Warren Proposes Policy Overhaul to Support Native Peoples

Democratic presidential candidate Sen. Elizabeth Warren, D-Mass., speaks at the Iowa State Fair on Aug. 10, 2019, in Des Moines. (AP Photo/John Locher)

(CN) – Ahead of a forum Monday focused on issues facing Native American communities, 2020 presidential hopeful Sen. Elizabeth Warren promised structural reform to government programs to address the many issues facing Native Americans.

“The story of America’s mistreatment of American Indians, Alaska Natives and Native Hawaiians is a long and painful one, rooted in centuries of discrimination, neglect, greed and violence,” Warren notes in the published proposal, adding, “Native history is American history – we must be honest about our government’s responsibility in perpetuating these injustices for centuries.”

Warren is scheduled to speak at the Frank LeMere Native American Presidential Forum in Sioux City, Iowa, on Monday morning. The two-day forum will feature nine Democratic hopefuls, though Warren’s appearance is the most anticipated.

She courted controversy and derision after she claimed Native ancestry and accepted a challenge from President Donald Trump in 2018 to take a DNA test to prove it. Although the DNA test did show that Warren has a distant Native American ancestor, she apologized for conflating ancestry and tribal membership and has been dogged by the controversy.

Beginning with her first Senate campaign against then-incumbent Scott Brown, Republicans have accused Warren of using her distant ancestor to gain an unfair advantage in her career. Her ancestry has become a constant trope for GOP attacks and has given her an opportunity to advocate for the issues that most affect tribe members.

As is customary for a candidate whose unofficial campaign slogan is “Warren Has a Plan for That,” Friday’s proposal is very detailed.

Under the banner of “Honoring and Empowering Tribal Nations and Indigenous Peoples,” the proposal focuses on increased funding for tribal programs, fulfilling treaty obligations, ensuring tribe sovereignty and improving communication between indigenous communities and the federal government.

Warren is developing legislation with Rep. Deb Haaland, a Democrat from New Mexico who is a member of the Laguna Pueblo tribe and, along with Rep. Sharice Davids, was the first Native American woman elected to Congress. Called the “Honoring Promises to Native Nations Act” the bill would remove programs from the general appropriations process as a means of ensuring stability, protection from sequestration and inflation, and give mandatory access to Social Security, Medicare and Medicaid programs.

“Trust and treaty obligations do no vanish because of political games in Washington; federal funding must no longer vanish for these reasons, either,” the proposal states.

Health care, with a focus on mental health and opioid abuse, is also a focus, as 20% of Native Americans are uninsured.

“Under Medicare for All, coverage disparities for Native populations can be eliminated. All Native people could potentially seek care at fully-funded IHS facilities in tribal areas and with other non-IHS providers in their communities,” according to the proposal.

To underpin these funding priorities, Warren would make structural changes if she wins in 2020. She promises to revitalize a cabinet-level council on Native American affairs that has stagnated under the Trump administration by appointing a cabinet-level chairperson to oversee its work; establish an Office of Tribal Affairs within the White House Office of Management and Budget; create deputy secretary positions in the departments of Interior and State; and explore ways to empower indigenous nations to expand their self-governance.
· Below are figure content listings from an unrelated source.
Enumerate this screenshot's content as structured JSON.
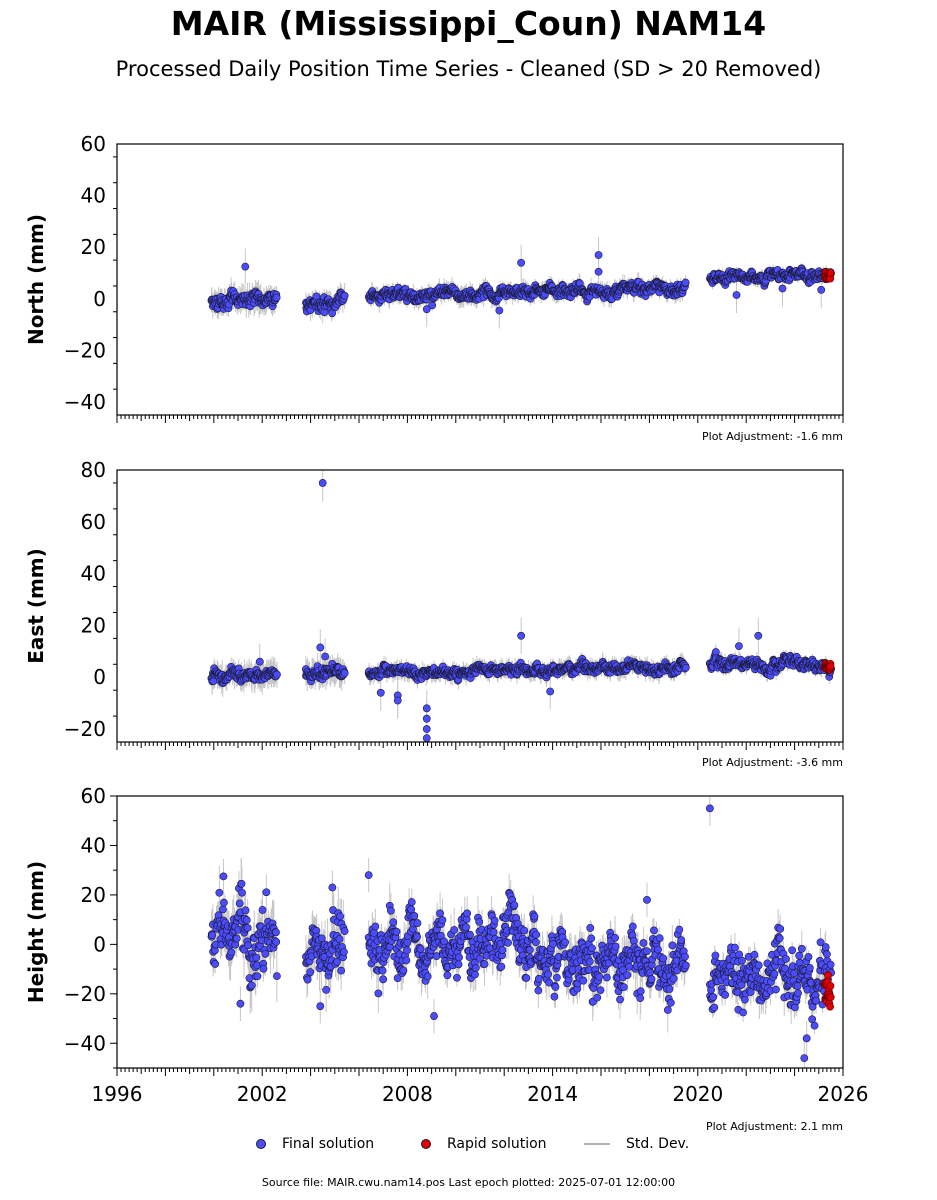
{
  "title": "MAIR (Mississippi_Coun) NAM14",
  "subtitle": "Processed Daily Position Time Series - Cleaned (SD > 20 Removed)",
  "source_note": "Source file: MAIR.cwu.nam14.pos  Last epoch plotted: 2025-07-01 12:00:00",
  "legend": {
    "final_label": "Final solution",
    "rapid_label": "Rapid solution",
    "std_label": "Std. Dev."
  },
  "colors": {
    "final": "#4c4cff",
    "rapid": "#e00000",
    "std": "#b4b4b4",
    "edge": "#1a1a33"
  },
  "chart_data": [
    {
      "type": "scatter",
      "component": "north",
      "ylabel": "North (mm)",
      "ylim": [
        -45,
        60
      ],
      "yticks": [
        -40,
        -20,
        0,
        20,
        40,
        60
      ],
      "xlim": [
        1996,
        2026
      ],
      "adjustment_note": "Plot Adjustment: -1.6 mm",
      "segments": [
        {
          "start": 1999.9,
          "end": 2002.6,
          "start_value": -1.5,
          "end_value": 0.5,
          "scatter": 2.0,
          "std": 4.5
        },
        {
          "start": 2003.8,
          "end": 2005.4,
          "start_value": -1.5,
          "end_value": 0.0,
          "scatter": 1.8,
          "std": 4.0
        },
        {
          "start": 2006.4,
          "end": 2019.5,
          "start_value": 0.5,
          "end_value": 4.5,
          "scatter": 1.5,
          "std": 3.0
        },
        {
          "start": 2020.5,
          "end": 2025.5,
          "start_value": 8.0,
          "end_value": 9.5,
          "scatter": 1.3,
          "std": 2.0
        }
      ],
      "rapid": {
        "start": 2025.25,
        "end": 2025.5,
        "value": 9.0,
        "scatter": 0.8
      },
      "outliers": [
        [
          2001.3,
          12.5
        ],
        [
          2012.7,
          14.0
        ],
        [
          2015.9,
          17.0
        ],
        [
          2015.9,
          10.5
        ],
        [
          2011.8,
          -4.5
        ],
        [
          2008.8,
          -4.0
        ],
        [
          2025.1,
          3.5
        ],
        [
          2021.6,
          1.5
        ],
        [
          2023.5,
          4.0
        ]
      ]
    },
    {
      "type": "scatter",
      "component": "east",
      "ylabel": "East (mm)",
      "ylim": [
        -25,
        80
      ],
      "yticks": [
        -20,
        0,
        20,
        40,
        60,
        80
      ],
      "xlim": [
        1996,
        2026
      ],
      "adjustment_note": "Plot Adjustment: -3.6 mm",
      "segments": [
        {
          "start": 1999.9,
          "end": 2002.6,
          "start_value": 0.0,
          "end_value": 0.5,
          "scatter": 1.6,
          "std": 4.5
        },
        {
          "start": 2003.8,
          "end": 2005.4,
          "start_value": 1.5,
          "end_value": 2.5,
          "scatter": 1.5,
          "std": 4.5
        },
        {
          "start": 2006.4,
          "end": 2019.5,
          "start_value": 1.5,
          "end_value": 4.5,
          "scatter": 1.3,
          "std": 3.0
        },
        {
          "start": 2020.5,
          "end": 2025.5,
          "start_value": 5.0,
          "end_value": 4.0,
          "scatter": 1.5,
          "std": 2.5
        }
      ],
      "rapid": {
        "start": 2025.25,
        "end": 2025.5,
        "value": 4.0,
        "scatter": 0.6
      },
      "outliers": [
        [
          2004.5,
          75.0
        ],
        [
          2004.4,
          11.5
        ],
        [
          2004.6,
          8.0
        ],
        [
          2012.7,
          16.0
        ],
        [
          2022.5,
          16.0
        ],
        [
          2021.7,
          12.0
        ],
        [
          2001.9,
          6.0
        ],
        [
          2008.8,
          -12.0
        ],
        [
          2008.8,
          -16.0
        ],
        [
          2008.8,
          -20.0
        ],
        [
          2008.8,
          -23.5
        ],
        [
          2007.6,
          -7.0
        ],
        [
          2007.6,
          -9.0
        ],
        [
          2013.9,
          -5.5
        ],
        [
          2006.9,
          -6.0
        ]
      ]
    },
    {
      "type": "scatter",
      "component": "height",
      "ylabel": "Height (mm)",
      "ylim": [
        -50,
        60
      ],
      "yticks": [
        -40,
        -20,
        0,
        20,
        40,
        60
      ],
      "xlim": [
        1996,
        2026
      ],
      "xticks": [
        1996,
        2002,
        2008,
        2014,
        2020,
        2026
      ],
      "adjustment_note": "Plot Adjustment: 2.1 mm",
      "segments": [
        {
          "start": 1999.9,
          "end": 2002.6,
          "start_value": 5.0,
          "end_value": -2.0,
          "scatter": 8.0,
          "std": 9.0
        },
        {
          "start": 2003.8,
          "end": 2005.4,
          "start_value": 0.0,
          "end_value": -2.0,
          "scatter": 7.5,
          "std": 9.0
        },
        {
          "start": 2006.4,
          "end": 2019.5,
          "start_value": 2.0,
          "end_value": -8.0,
          "scatter": 7.5,
          "std": 7.0
        },
        {
          "start": 2020.5,
          "end": 2025.5,
          "start_value": -17.0,
          "end_value": -12.0,
          "scatter": 7.5,
          "std": 6.0
        }
      ],
      "rapid": {
        "start": 2025.25,
        "end": 2025.5,
        "value": -19.0,
        "scatter": 4.5
      },
      "outliers": [
        [
          2020.5,
          55.0
        ],
        [
          2024.4,
          -46.0
        ],
        [
          2024.5,
          -38.0
        ],
        [
          2006.4,
          28.0
        ],
        [
          2004.9,
          23.0
        ],
        [
          2000.4,
          27.5
        ],
        [
          2017.9,
          18.0
        ],
        [
          2004.4,
          -25.0
        ],
        [
          2001.1,
          -24.0
        ],
        [
          2009.1,
          -29.0
        ]
      ]
    }
  ]
}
Warren also proposes a nationwide “Missing Indigenous Woman Alert System” that would be modeled after the Amber Alert System. Missing indigenous women is the key topic of next week’s forum in Sioux City.

Named after Frank LeMere, a prominent civil rights activist who died in June, the forum will feature candidates individually as they respond to questions from a panel of tribal leaders and Native American youth. Marianne Williamson, Amy Klobuchar and Steve Bullock are also scheduled for Monday. Bernie Sanders, Mark Charles, John Delaney, Julian Castro and Bill de Blasio are slated for Tuesday.